We Can Probably Stop With The Bank Failure Counts

Every Friday night, I see a bunch of articles and blog posts come out documenting the latest one or two banks to go down for the final dirt nap.  I think these articles are superfluous at this point as the flow of failed banks just isn’t all that remarkable.

A peculiar feature of the massive credit bust is actually how few banks have gone under, especially when compared with annual bank failures of past decades.  This is not peculiar in that we cannot explain it (bailouts, massive banks have already gone under or have been merged to protect the system, the night is still young, etc).

We’ve had about 82 banks go down in 2010, and it’s June, the halfway mark.  Assuming this means something a bit north of 160 for the year, the number really just isn’t that high.

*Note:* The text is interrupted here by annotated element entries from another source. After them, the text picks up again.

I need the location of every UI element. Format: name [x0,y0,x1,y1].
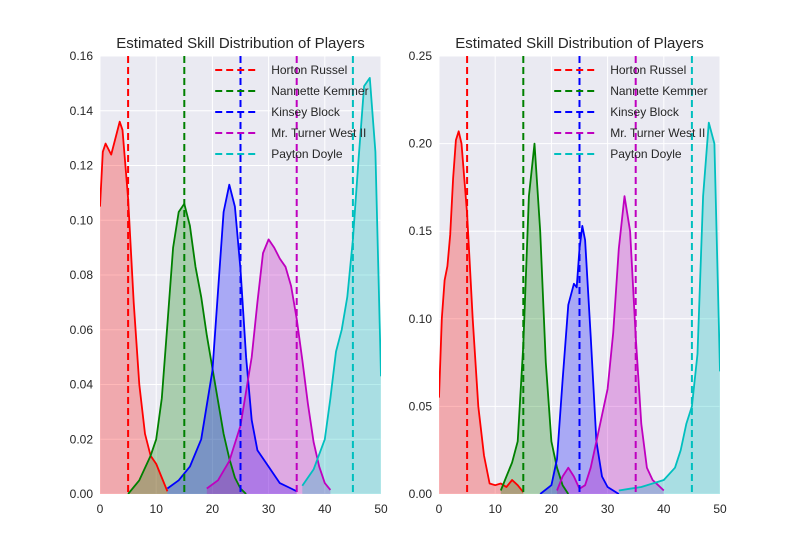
density-area [206,239,331,494]
y-tick-label: 0.06 [70,323,94,337]
x-tick-label: 10 [150,502,164,516]
density-area [302,77,381,494]
x-tick-label: 50 [374,502,388,516]
density-line [439,130,525,493]
series-layer [439,56,720,494]
legend-label: Mr. Turner West II [271,126,366,140]
density-line [539,225,620,494]
x-tick-label: 50 [713,502,727,516]
y-tick-label: 0.08 [70,268,94,282]
legend-label: Mr. Turner West II [610,126,705,140]
density-line [618,121,720,492]
legend-label: Payton Doyle [271,147,343,161]
density-line [127,202,247,494]
density-line [100,120,169,492]
y-tick-label: 0.00 [409,487,433,501]
density-area [618,122,720,494]
chart-left: 0 10 20 30 40 50 0.00 0.02 0.04 0.06 0.08 0.10 0.12 0… [70,35,388,516]
y-tick-label: 0.14 [70,104,94,118]
x-tick-label: 30 [262,502,276,516]
series-layer [100,56,381,494]
y-tick-label: 0.02 [70,432,94,446]
chart-title: Estimated Skill Distribution of Players [116,35,364,52]
density-line [499,142,570,494]
density-line [166,183,298,493]
x-tick-label: 10 [489,502,503,516]
x-tick-label: 0 [436,502,443,516]
legend-label: Payton Doyle [610,147,682,161]
legend-label: Nannette Kemmer [271,84,368,98]
x-tick-label: 40 [318,502,332,516]
x-tick-label: 20 [545,502,559,516]
chart-right: 0 10 20 30 40 50 0.00 0.05 0.10 0.15 0.20 0.25 Estim… [409,35,727,516]
x-tick-label: 0 [97,502,104,516]
y-tick-label: 0.12 [70,159,94,173]
x-tick-label: 40 [657,502,671,516]
y-tick-label: 0.10 [70,213,94,227]
y-tick-label: 0.04 [70,378,94,392]
legend-label: Kinsey Block [610,105,680,119]
density-area [439,131,524,494]
chart-title: Estimated Skill Distribution of Players [455,35,703,52]
density-area [167,184,297,494]
x-tick-label: 20 [206,502,220,516]
legend-label: Horton Russel [610,63,686,77]
legend-label: Nannette Kemmer [610,84,707,98]
density-line [301,77,381,487]
y-tick-label: 0.05 [409,399,433,413]
y-tick-label: 0.10 [409,312,433,326]
legend-label: Kinsey Block [271,105,341,119]
density-area [500,143,569,494]
legend-label: Horton Russel [271,63,347,77]
y-tick-label: 0.25 [409,49,433,63]
density-line [556,195,665,492]
density-area [128,203,247,494]
y-tick-label: 0.15 [409,224,433,238]
y-tick-label: 0.16 [70,49,94,63]
y-tick-label: 0.00 [70,487,94,501]
x-tick-label: 30 [601,502,615,516]
density-area [557,196,664,494]
y-tick-label: 0.20 [409,137,433,151]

As seen in the graphic above, at this rate, we are somewhere in between the annual averages of the 80’s and 90’s for bank fails.  And nowhere near the annual rate of the 1930’s (during which there were a lot more small banks scattered around the country and no FDIC mechanism created in the beginning of that decade).

160 to 200 banks going under isn’t music to anyone’s ears, but it certainly wouldn’t be a superlative figure either.  I think we’ve already seen our share of fireworks on this front in 2008 and 2009.  The counting can stop now.